A Proposta de Emenda à Constituição (PEC) que reduz a maioridade penal de 18 para 16 anos, aprovada pela Comissão de Constituição e Justiça (CCJ) da Câmara dos Deputados, representa uma mudança significativa na forma como adolescentes são responsabilizados por crimes no Brasil. Caso a proposta seja aprovada pelo Congresso Nacional, jovens de 16 e 17 anos deixarão de ser submetidos exclusivamente às medidas socioeducativas previstas no Estatuto da Criança e do Adolescente (ECA) e passarão a responder pela Justiça criminal comum.

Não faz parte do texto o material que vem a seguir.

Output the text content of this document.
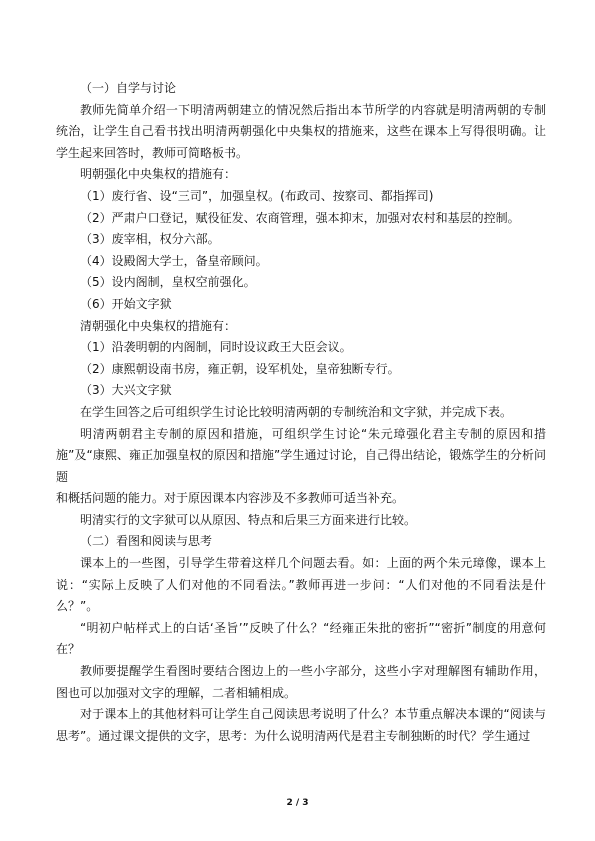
（一）自学与讨论

教师先简单介绍一下明清两朝建立的情况然后指出本节所学的内容就是明清两朝的专制统治，让学生自己看书找出明清两朝强化中央集权的措施来，这些在课本上写得很明确。让学生起来回答时，教师可简略板书。

明朝强化中央集权的措施有：

（1）废行省、设“三司”，加强皇权。(布政司、按察司、都指挥司)

（2）严肃户口登记，赋役征发、农商管理，强本抑末，加强对农村和基层的控制。

（3）废宰相，权分六部。

（4）设殿阁大学士，备皇帝顾问。

（5）设内阁制，皇权空前强化。

（6）开始文字狱

清朝强化中央集权的措施有：

（1）沿袭明朝的内阁制，同时设议政王大臣会议。

（2）康熙朝设南书房，雍正朝，设军机处，皇帝独断专行。

（3）大兴文字狱

在学生回答之后可组织学生讨论比较明清两朝的专制统治和文字狱，并完成下表。

明清两朝君主专制的原因和措施，可组织学生讨论“朱元璋强化君主专制的原因和措施”及“康熙、雍正加强皇权的原因和措施”学生通过讨论，自己得出结论，锻炼学生的分析问题

和概括问题的能力。对于原因课本内容涉及不多教师可适当补充。

明清实行的文字狱可以从原因、特点和后果三方面来进行比较。

（二）看图和阅读与思考

课本上的一些图，引导学生带着这样几个问题去看。如：上面的两个朱元璋像，课本上说：“实际上反映了人们对他的不同看法。”教师再进一步问：“人们对他的不同看法是什么？”。

“明初户帖样式上的白话‘圣旨’”反映了什么？“经雍正朱批的密折”“密折”制度的用意何在？

教师要提醒学生看图时要结合图边上的一些小字部分，这些小字对理解图有辅助作用，图也可以加强对文字的理解，二者相辅相成。

对于课本上的其他材料可让学生自己阅读思考说明了什么？本节重点解决本课的“阅读与思考”。通过课文提供的文字，思考：为什么说明清两代是君主专制独断的时代？学生通过

2 / 3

Situação atual: adolescentes e atos infracionais

Atualmente, menores de 18 anos que cometem infrações não são julgados pela Justiça criminal comum. Em vez disso, são submetidos às regras do ECA e do Sistema Nacional de Atendimento Socioeducativo (Sinase), que possuem procedimentos e punições distintos dos aplicados aos adultos. Do ponto de vista jurídico, adolescentes não cometem crimes, mas sim atos infracionais equivalentes a crimes ou contravenções penais. Nesses casos, a Justiça pode aplicar seis tipos de medidas socioeducativas:

  • Advertência
  • Obrigação de reparar o dano
  • Prestação de serviços à comunidade
  • Liberdade assistida
  • Semiliberdade
  • Internação

O objetivo do sistema socioeducativo é combinar responsabilização com reintegração social, educação e acompanhamento familiar.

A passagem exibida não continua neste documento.